Helwa tourna la page de son livre pour entamer le poème suivant. La jeune femme savourait tranquillement le plaisir de la poésie elfique en ce début de journée de tout début d'automne. Assise sur son petit pont, ses pieds touchant désormais l'eau, elle dévorait littéralement le Lai de Leithian, relatant l'histoire de Beren et Lúthien.

Ce magnifique endroit, découvert cinq ans plus tôt, lors de son premier dîner avec la famille royale, était resté l'un de ses préférés qu'elle partageait parfois de bonne grâce avec Elrohir. Cependant depuis quelques semaines, Helwa ne venait qu'aux moments où elle était sûre de ne croiser personne. Elle avait besoin de réfléchir, de se détendre, de prendre une bouffée de solitude. Le mois de Yavië était l'un de ses favoris. Helwa savait être née à la fin de l'été (Lairë) sans connaître la date exacte. Elle avait donc décidé de fêter sa venue au monde le premier jour de Yavië juste après l'été. La jeune femme venait donc de fêter ses vingt-deux ans quelques jours auparavant, en toute intimité bien entendu. L'extravagance n'était toujours pas un de ses traits de caractère.
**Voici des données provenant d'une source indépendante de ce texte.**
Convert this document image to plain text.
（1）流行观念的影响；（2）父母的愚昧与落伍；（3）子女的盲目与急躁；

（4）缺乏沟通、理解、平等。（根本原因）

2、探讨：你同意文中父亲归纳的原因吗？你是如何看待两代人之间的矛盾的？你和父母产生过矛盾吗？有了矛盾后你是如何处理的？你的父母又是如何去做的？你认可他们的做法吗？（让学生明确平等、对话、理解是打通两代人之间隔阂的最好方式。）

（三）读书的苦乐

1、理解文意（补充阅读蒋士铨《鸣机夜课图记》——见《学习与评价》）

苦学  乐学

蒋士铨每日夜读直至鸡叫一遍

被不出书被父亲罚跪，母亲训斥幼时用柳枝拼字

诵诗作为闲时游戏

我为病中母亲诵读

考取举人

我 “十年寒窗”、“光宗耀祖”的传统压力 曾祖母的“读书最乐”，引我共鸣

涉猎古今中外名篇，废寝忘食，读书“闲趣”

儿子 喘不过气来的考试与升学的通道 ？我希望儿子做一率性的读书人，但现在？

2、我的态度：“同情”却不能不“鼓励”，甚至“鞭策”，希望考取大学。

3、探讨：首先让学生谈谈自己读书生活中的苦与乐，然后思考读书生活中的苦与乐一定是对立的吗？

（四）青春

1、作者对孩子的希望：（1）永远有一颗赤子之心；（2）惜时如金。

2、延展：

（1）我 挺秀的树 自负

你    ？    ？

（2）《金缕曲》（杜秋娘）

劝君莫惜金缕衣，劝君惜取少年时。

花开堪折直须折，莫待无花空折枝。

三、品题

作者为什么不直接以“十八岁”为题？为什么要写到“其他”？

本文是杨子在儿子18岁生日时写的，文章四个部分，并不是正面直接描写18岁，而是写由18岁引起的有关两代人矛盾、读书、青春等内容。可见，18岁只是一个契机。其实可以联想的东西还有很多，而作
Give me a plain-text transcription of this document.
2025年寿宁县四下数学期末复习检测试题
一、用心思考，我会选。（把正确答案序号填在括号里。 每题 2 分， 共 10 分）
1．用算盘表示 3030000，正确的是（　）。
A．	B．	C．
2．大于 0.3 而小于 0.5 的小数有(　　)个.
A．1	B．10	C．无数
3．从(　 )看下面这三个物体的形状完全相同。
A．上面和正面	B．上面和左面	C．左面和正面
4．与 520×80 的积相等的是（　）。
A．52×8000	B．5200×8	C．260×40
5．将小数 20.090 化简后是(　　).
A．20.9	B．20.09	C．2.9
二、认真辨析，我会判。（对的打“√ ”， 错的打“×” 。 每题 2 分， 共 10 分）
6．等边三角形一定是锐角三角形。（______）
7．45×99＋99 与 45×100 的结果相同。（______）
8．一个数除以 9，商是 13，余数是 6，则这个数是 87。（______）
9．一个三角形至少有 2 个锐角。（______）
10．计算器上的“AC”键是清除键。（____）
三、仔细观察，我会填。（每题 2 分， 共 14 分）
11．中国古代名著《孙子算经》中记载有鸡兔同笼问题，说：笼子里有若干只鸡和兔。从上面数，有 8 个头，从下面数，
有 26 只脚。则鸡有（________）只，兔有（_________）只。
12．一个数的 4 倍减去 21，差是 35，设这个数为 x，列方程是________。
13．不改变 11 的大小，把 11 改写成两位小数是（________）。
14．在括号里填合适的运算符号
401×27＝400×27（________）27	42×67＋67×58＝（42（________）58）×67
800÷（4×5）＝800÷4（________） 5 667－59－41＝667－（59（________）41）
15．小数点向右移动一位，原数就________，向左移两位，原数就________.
Bien heureusement ce n'était pas celui des Elfes non plus.

La vie à Fondcombe n'était pas désagréable, loin de là, mais ses journées étaient bien occupées désormais et Helwa savourait chaque instant où elle pouvait se retrouver seule, sa solitude habituelle ayant drastiquement diminué durant ces cinq dernières années.

Comme l'avait annoncé Elladan quelques années plus tôt, rester à Fondcombe avait été un nouveau départ, une renaissance pour Helwa. La meilleure décision de toute sa courte vie. Tout n'était pas rose bien entendu mais elle se sentait bien plus épanouie qu'auparavant. Elle se sentait grandi et plus apaisée. Elle avait appris tant de choses qu'elle n'aurait jamais pensé pouvoir simplement toucher du doigt en toute une vie de paysanne, mariée et mère au foyer.

Helwa parlait désormais couramment sindarin. Dès le premier mois Maître Ardamir avait interdit à tous de lui parler en langue commune et leur avait intimé de ne lui parler qu'en sindarin. L'effet avait été foudroyant. Helwa était restée presque muette pendant quelques jours, effrayée de massacrer une aussi belle langue et de ne pas pouvoir se faire comprendre, puis le déclic s'était fait et l'apprentissage avait été rapide car constant. Elle avait parlé et entendu cette langue tous les jours. Elle était totalement immergée dedans. Le quenya, commencé il y a presque deux ans maintenant, était plus difficile car elle ne pouvait l'apprendre que dans les livres ou avec Maître Ardamir pendant l'après-midi. Cependant elle se débrouillait bien, vive d'esprit et motivée, sa progression était tout de même rapide.

La jeune femme aurait élevé un autel à ses deux précepteurs tant ils avaient fait pour elle. Ils investissaient tant de temps pour elle et lui avaient appris tant de choses ! Helwa voyait le monde d'un œil nouveau depuis cinq ans et c'était grâce à eux.

Maître Ardamir, comme promis, lui avait enseignée l'Histoire de la Terre du Milieu depuis le début des temps. Helwa s'était longuement emmêlée les pinceaux entre les lignées, les guerres, les batailles mais depuis quelques mois tout était enfin parfaitement clair. L'Histoire allant forcément de pair avec la Géographie, Helwa savait absolument tout de son monde et de l'ancien, de la plus haute montagne à la plus petite rivière. L'Astronomie l'avait passionnée et elle s'était délectée de l'air de profonde stupéfaction peint sur le visage de son précepteur lorsqu'elle lui avait nommé certaines constellations et étoiles lors de leur première leçon. Encore aujourd'hui, Helwa souriait en y repensant.

Pour la poésie, la jeune femme s'était tournée seule vers elle. Elle n'avait pas tardé à dévaliser la bibliothèque de tous les livres à sa portée pour les lire à chaque instant de temps libre. Helwa aimait profondément la lecture et elle rattrapait toutes ses années de famine intellectuelle insoupçonnée, ici, à Fondcombe. Son vocabulaire s'était élargi et elle parlait désormais bien mieux qu'auparavant. Elle était devenue une érudite et en était très fière.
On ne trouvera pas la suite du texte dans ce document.